TIMPF: Hold on, watch this.
MURDOCH: I'm never going to get another chance.
TIMPF: Girl. Girl you want to ask about the stock market.
(Applause)
GUTFELD: You know, if Caputo is watching, he's canceling all the appearances. Wait. Those glasses were real.
MURDOCH: Can I just try them on one time just to see what it's like. I want to look like a stock market guy.
TIMPF: These are my career.
MURDOCH: I know. Streetwise thug.
GUTFELD: Streetwise thug.
MURDOCH: Stock market.
TIMPF: Nice. They are magic glasses.
GUTFELD: They are magic glasses.
TIMPF: They are magic glasses.
GUTFELD: I stayed away from magic glasses years ago. They didn't work at all.
LONG: But you remember old TV shows usually the girl would walk on like "The Love Boat," and she'd be wearing glasses, like she's so ugly and then and then someone would say, "Wait a minute, oh my god, you're beautiful."
TIMPF: Things have changed.
GUTFELD: It was like lab assistant, "my god."
LONG: It's Cheryl Tiegs.
GUTFELD: Yes, I had no idea.
TIMPF: I put glasses on.
MURDOCH: And she had a --
TIMPF: I put the glasses on and then I make this face, hold on ...
GUTFELD: There you go.
MURDOCH: Kennedy.
GUTFELD: Up next, what do you do when you can join the Three Taco Bell chalupas, you guys are smart you can finish that joke.
(Cheering and Applause)
GUTFELD: Once again, Taco Bell is making the world a better place. Behold the Triplelupa. It's three chalupas connected into one centipede chalupa. Why do they break it off like that? It's filled with half nacho cheese, half chipotle sauce, the magical middle features both sauces because that's nice.
Taco Bell is pitching it as a shareable item, but let's be real who's going to share this beauty? But it got me thinking. What else can we combine into threes? If one thing is good, imagine if you had three together.
Like a beer-a-lupa basically that's just half a six-pack. How about a chicken strip-a-lupa? That tape dissolves, trust me. How about a pet-a- lupa? There's a pet-a-lupa. God that's twisted. How about a judge-a- lupa? Judge Pirro, Napolitano and of course Reinhold from Beverly Hills Cop. Finally, how about a loser-lupa
(Cheering and Applause)
GUTFELD: All right, my question, Rob, you know do you eat this sober? I would eat this drunk. I'll eat anything drunk, which is why I don't have pets.

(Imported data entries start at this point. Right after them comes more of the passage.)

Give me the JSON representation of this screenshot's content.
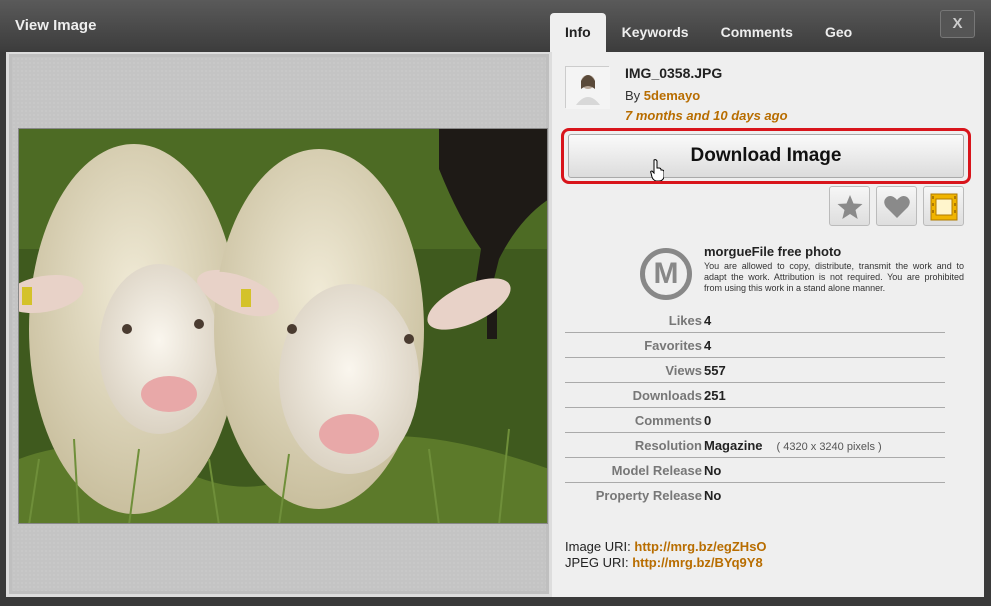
{
  "window": {
    "title": "View Image",
    "close_label": "X"
  },
  "tabs": [
    {
      "label": "Info",
      "active": true
    },
    {
      "label": "Keywords",
      "active": false
    },
    {
      "label": "Comments",
      "active": false
    },
    {
      "label": "Geo",
      "active": false
    }
  ],
  "image": {
    "alt": "two white sheep in grass"
  },
  "info": {
    "filename": "IMG_0358.JPG",
    "by_prefix": "By",
    "author": "5demayo",
    "age": "7 months and 10 days ago",
    "download_label": "Download Image",
    "actions": [
      {
        "name": "favorite-star-icon"
      },
      {
        "name": "like-heart-icon"
      },
      {
        "name": "lightbox-icon"
      }
    ],
    "license": {
      "logo_letter": "M",
      "title": "morgueFile free photo",
      "text": "You are allowed to copy, distribute, transmit the work and to adapt the work. Attribution is not required. You are prohibited from using this work in a stand alone manner."
    },
    "stats": [
      {
        "key": "Likes",
        "value": "4",
        "note": ""
      },
      {
        "key": "Favorites",
        "value": "4",
        "note": ""
      },
      {
        "key": "Views",
        "value": "557",
        "note": ""
      },
      {
        "key": "Downloads",
        "value": "251",
        "note": ""
      },
      {
        "key": "Comments",
        "value": "0",
        "note": ""
      },
      {
        "key": "Resolution",
        "value": "Magazine",
        "note": "( 4320 x 3240 pixels )"
      },
      {
        "key": "Model Release",
        "value": "No",
        "note": ""
      },
      {
        "key": "Property Release",
        "value": "No",
        "note": ""
      }
    ],
    "image_uri_label": "Image URI:",
    "image_uri": "http://mrg.bz/egZHsO",
    "jpeg_uri_label": "JPEG URI:",
    "jpeg_uri": "http://mrg.bz/BYq9Y8"
  },
  "colors": {
    "accent": "#b86d00",
    "highlight": "#d8141b"
  }
}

LONG: That's -- I'm not coming over to your house anytime soon. Look, it's actually really smart because it breaks into threes, like a human centipede, but it's triplelupas, and the idea is --
GUTFELD: It is, people don't know what that means, but okay. Don't look it up.
LONG; Google it. But it's like that's the cover you could say, where did you get one to share and like I'm going to go in a Taco Bell and just get one to share, it's like then why with McDonald's has salads, right? I'm just going to go in and you think, I'm going to order salad. I'm going to order -- and then the minute you get to the front, say, six Big Macs.
GUTFELD: Yes, exactly --
LONG: And this one is not going to be shared by anybody, it's actually very smart --
GUTFELD: It's like sharing your children, you wouldn't do that. It's yours. You know, Heather, do you -- I want to because you're an economist type person. Do you know that with a deck of cards there are more non- repeat combinations of 52 cards than there are stars in the universe? It's like X to the 52nd power. It's the same with Taco Bell ingredients, right?
There's a combination of ingredients. They can never stop. They're like a toy shop for fat people.
ZUMARRAGA: What?
MURDOCH: I'm sorry, say what?
GUTFELD: I don't know what I said.
ZUMARRAGA: What happened to the dog? You said you'd eat anything. There was a little Taco Bell dog at one point in time and it's no longer in the commercial.
GUTFELD: Yes, it's disappeared.
ZUMARRAGA: You ate it probably. Very disturbing.
GUTFELD: You wouldn't eat that, would you?
ZUMARRAGA: Sure. Then I go workout. It would like Insanity P90X, but yes. I wouldn't eat the dog like you did, but I would the chalupa, yes.
GUTFELD: You're so narrow-minded. Be open-minded. Kat, is this delectable?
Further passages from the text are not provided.